Model (ours) MNLI SQuAD CoNLL-2003
BERT-base-cased (teacher) 83.7 / 84.0 81.5 / 88.6 91.1
BiGRU - - 85.3
T6 83.5 / 84.0 80.8 / 88.1 90.7
T3 81.8 / 82.7 76.4 / 84.9 87.5
T3-small 81.3 / 81.7 72.3 / 81.4 78.6
T4-tiny 82.0 / 82.6 75.2 / 84.0 89.1
T12-nano 83.2 / 83.9 79.0 / 86.6 89.6

Note:

  1. The equivalent model structures of public models are shown in the brackets after their names.

  2. When distilling to T4-tiny, NewsQA is used for data augmentation on SQuAD and HotpotQA is used for data augmentation on CoNLL-2003.

  3. When distilling to T12-nano, HotpotQA is used for data augmentation on CoNLL-2003.

Results on Chinese Datasets

We experiment on the following typical Chinese datasets:

Dataset Task type Metrics #Train #Dev Note
XNLI text classification Acc 393K 2.5K Chinese translation version of MNLI
LCQMC text classification Acc 239K 8.8K sentence-pair matching, binary classification
CMRC 2018 reading comprehension EM/F1 10K 3.4K span-extraction machine reading comprehension
DRCD reading comprehension EM/F1 27K 3.5K span-extraction machine reading comprehension (Traditional Chinese)
MSRA NER sequence labeling F1 45K 3.4K (test) Chinese named entity recognition

The results are listed below (see Experimental Results for details).

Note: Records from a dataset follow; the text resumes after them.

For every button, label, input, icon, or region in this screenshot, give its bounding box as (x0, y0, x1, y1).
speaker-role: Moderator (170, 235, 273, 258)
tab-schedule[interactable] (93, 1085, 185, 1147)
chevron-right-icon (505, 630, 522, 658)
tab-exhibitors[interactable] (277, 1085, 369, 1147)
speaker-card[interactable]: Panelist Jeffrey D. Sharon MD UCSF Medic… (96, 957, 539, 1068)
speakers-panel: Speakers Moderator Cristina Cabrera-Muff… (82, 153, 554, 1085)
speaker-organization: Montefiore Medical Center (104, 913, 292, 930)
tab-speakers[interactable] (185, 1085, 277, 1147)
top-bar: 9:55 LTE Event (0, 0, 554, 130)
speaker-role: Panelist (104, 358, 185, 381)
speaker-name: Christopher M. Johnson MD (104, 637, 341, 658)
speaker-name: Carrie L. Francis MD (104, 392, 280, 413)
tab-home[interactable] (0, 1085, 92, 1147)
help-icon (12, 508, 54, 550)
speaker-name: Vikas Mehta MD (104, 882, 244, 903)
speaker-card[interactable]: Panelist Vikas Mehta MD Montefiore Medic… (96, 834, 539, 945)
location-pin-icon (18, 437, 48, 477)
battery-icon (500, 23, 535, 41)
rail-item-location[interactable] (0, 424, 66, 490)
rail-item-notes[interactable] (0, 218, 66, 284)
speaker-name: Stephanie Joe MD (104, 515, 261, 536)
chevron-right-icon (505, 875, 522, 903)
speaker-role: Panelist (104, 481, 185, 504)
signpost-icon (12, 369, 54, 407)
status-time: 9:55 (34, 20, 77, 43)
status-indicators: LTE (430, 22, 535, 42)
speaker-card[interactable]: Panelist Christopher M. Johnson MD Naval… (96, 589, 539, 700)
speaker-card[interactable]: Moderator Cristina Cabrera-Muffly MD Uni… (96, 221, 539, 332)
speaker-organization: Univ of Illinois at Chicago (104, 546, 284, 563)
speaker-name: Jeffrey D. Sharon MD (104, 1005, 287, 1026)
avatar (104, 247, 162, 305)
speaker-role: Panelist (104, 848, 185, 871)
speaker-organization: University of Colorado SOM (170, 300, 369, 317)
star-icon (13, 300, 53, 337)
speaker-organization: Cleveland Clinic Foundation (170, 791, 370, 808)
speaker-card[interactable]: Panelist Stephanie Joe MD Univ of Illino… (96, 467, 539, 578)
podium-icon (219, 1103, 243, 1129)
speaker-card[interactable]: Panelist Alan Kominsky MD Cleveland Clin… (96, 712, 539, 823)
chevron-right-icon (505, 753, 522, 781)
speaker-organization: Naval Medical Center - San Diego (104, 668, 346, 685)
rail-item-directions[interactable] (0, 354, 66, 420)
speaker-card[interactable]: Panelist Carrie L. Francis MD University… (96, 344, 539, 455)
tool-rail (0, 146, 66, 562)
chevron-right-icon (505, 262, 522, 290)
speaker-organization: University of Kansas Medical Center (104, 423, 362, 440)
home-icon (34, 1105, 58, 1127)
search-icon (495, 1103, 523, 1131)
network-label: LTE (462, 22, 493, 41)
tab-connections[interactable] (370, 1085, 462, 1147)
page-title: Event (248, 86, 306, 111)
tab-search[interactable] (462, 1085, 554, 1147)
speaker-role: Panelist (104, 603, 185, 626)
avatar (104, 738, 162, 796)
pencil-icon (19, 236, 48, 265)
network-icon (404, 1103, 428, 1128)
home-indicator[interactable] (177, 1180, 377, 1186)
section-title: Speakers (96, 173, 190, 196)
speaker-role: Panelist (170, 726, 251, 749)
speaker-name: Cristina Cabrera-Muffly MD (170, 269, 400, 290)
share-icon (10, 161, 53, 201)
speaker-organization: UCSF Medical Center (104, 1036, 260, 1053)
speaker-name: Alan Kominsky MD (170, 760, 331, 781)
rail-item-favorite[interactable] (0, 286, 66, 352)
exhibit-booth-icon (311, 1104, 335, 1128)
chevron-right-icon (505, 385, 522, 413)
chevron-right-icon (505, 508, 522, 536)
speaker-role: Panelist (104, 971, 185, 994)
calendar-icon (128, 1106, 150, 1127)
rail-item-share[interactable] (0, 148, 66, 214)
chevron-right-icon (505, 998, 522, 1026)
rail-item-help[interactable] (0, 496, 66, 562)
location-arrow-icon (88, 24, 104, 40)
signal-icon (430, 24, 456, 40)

Model XNLI LCQMC CMRC 2018 DRCD
RoBERTa-wwm-ext (teacher) 79.9 89.4 68.8 / 86.4 86.5 / 92.5
T3 78.4 89.0 66.4 / 84.2 78.2 / 86.4
T3-small 76.0 88.1 58.0 / 79.3 75.8 / 84.8
T4-tiny 76.2 88.4 61.8 / 81.8 77.3 / 86.1
Model XNLI LCQMC CMRC 2018 DRCD MSRA NER
Electra-base (teacher) 77.8 89.8 65.6 / 84.7 86.9 / 92.3 95.14
Electra-small 77.7 89.3 66.5 / 84.9 85.5 / 91.3 93.48

Note:

  1. Learning rate decay is not used in distillation on CMRC 2018 and DRCD.

  2. CMRC 2018 and DRCD take each other as the augmentation dataset in the distillation.

  3. The settings of training Electra-base teacher model can be found at Chinese-ELECTRA.

  4. Electra-small student model is intialized with the pretrained weights.